Over half of patients with heart failure have a preserved ejection fraction, a syndrome with substantial morbidity/mortality and few effective therapies. Its dominant comorbidity is now obesity, which worsens disease and prognosis.
Myocardial data from patients with morbid obesity and heart failure with a preserved ejection fraction show depressed myocyte calcium-stimulated tension and disrupted gene expression of mitochondrial and lipid metabolic pathways abnormalities shared by human HF with a reduced EF but less so in heart failure with a preserved ejection fraction without severe obesity.
The impact of severe obesity on human heart failure with a preserved ejection fraction myocardial ultrastructure remains unexplored.
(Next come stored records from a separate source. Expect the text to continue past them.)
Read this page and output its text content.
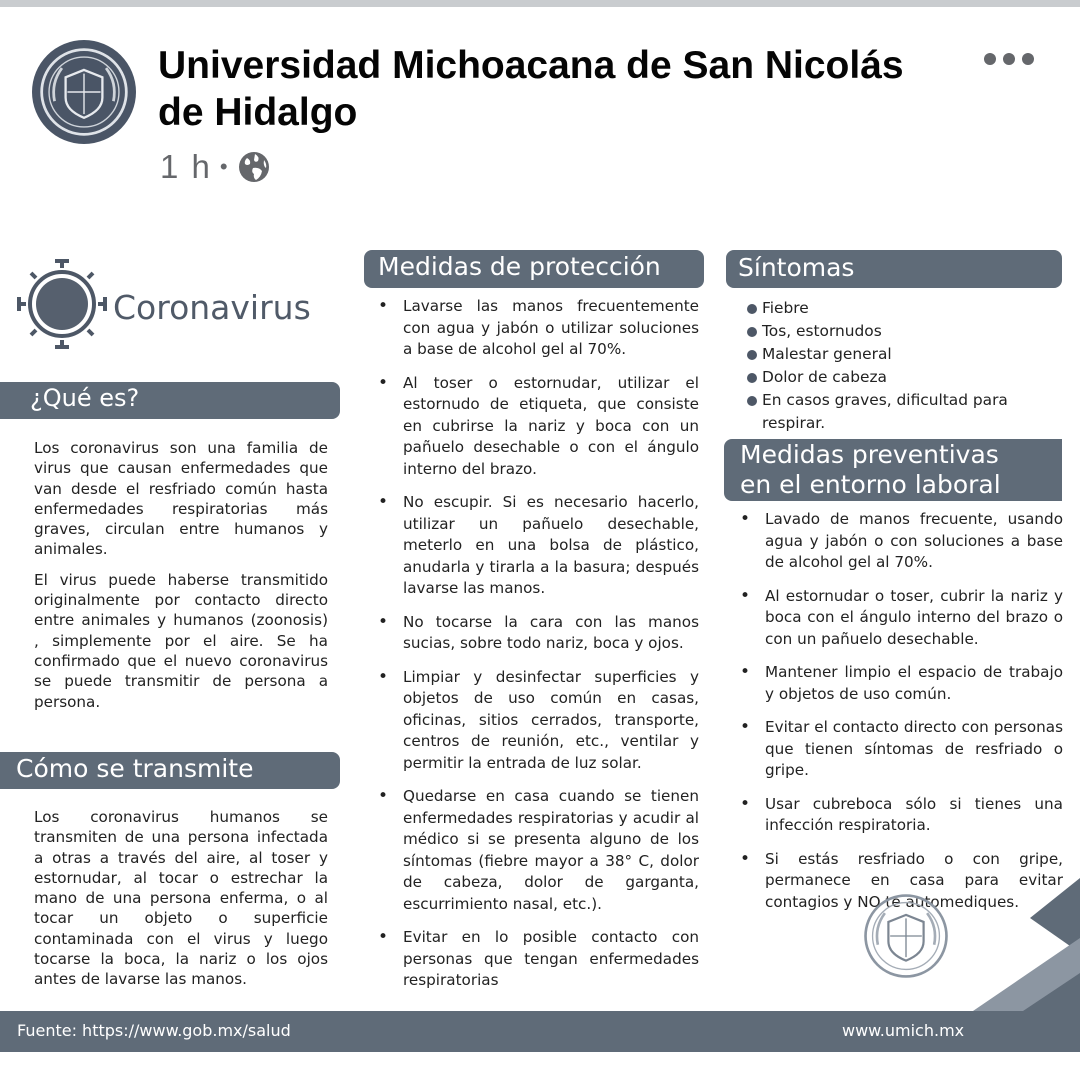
Universidad Michoacana de San Nicolás de Hidalgo
1 h •
Coronavirus
¿Qué es?

Los coronavirus son una familia de virus que causan enfermedades que van desde el resfriado común hasta enfermedades respiratorias más graves, circulan entre humanos y animales.

El virus puede haberse transmitido originalmente por contacto directo entre animales y humanos (zoonosis) , simplemente por el aire. Se ha confirmado que el nuevo coronavirus se puede transmitir de persona a persona.

Cómo se transmite

Los coronavirus humanos se transmiten de una persona infectada a otras a través del aire, al toser y estornudar, al tocar o estrechar la mano de una persona enferma, o al tocar un objeto o superficie contaminada con el virus y luego tocarse la boca, la nariz o los ojos antes de lavarse las manos.

Medidas de protección
• Lavarse las manos frecuentemente con agua y jabón o utilizar soluciones a base de alcohol gel al 70%.
• Al toser o estornudar, utilizar el estornudo de etiqueta, que consiste en cubrirse la nariz y boca con un pañuelo desechable o con el ángulo interno del brazo.
• No escupir. Si es necesario hacerlo, utilizar un pañuelo desechable, meterlo en una bolsa de plástico, anudarla y tirarla a la basura; después lavarse las manos.
• No tocarse la cara con las manos sucias, sobre todo nariz, boca y ojos.
• Limpiar y desinfectar superficies y objetos de uso común en casas, oficinas, sitios cerrados, transporte, centros de reunión, etc., ventilar y permitir la entrada de luz solar.
• Quedarse en casa cuando se tienen enfermedades respiratorias y acudir al médico si se presenta alguno de los síntomas (fiebre mayor a 38° C, dolor de cabeza, dolor de garganta, escurrimiento nasal, etc.).
• Evitar en lo posible contacto con personas que tengan enfermedades respiratorias
Síntomas
Fiebre
Tos, estornudos
Malestar general
Dolor de cabeza
En casos graves, dificultad para respirar.
Medidas preventivas
en el entorno laboral
• Lavado de manos frecuente, usando agua y jabón o con soluciones a base de alcohol gel al 70%.
• Al estornudar o toser, cubrir la nariz y boca con el ángulo interno del brazo o con un pañuelo desechable.
• Mantener limpio el espacio de trabajo y objetos de uso común.
• Evitar el contacto directo con personas que tienen síntomas de resfriado o gripe.
• Usar cubreboca sólo si tienes una infección respiratoria.
• Si estás resfriado o con gripe, permanece en casa para evitar contagios y NO te automediques.
Fuente: https://www.gob.mx/salud	www.umich.mx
Here the researchers assessed the myocardial ultrastructure in septal biopsies from patients with heart failure with a preserved ejection fraction using transmission electron microscopy.
They observed sarcomere disruption and sarcolysis, mitochondrial swelling with cristae separation and dissolution, and lipid droplet accumulation that was more prominent in the most obese patients with heart failure with a preserved ejection fraction and not dependent on comorbid diabetes.
Therefore, myocardial proteomics revealed associated reduction in fatty acid uptake, processing and oxidation and mitochondrial respiration proteins, particularly in very obese patients with heart failure with a preserved ejection fraction.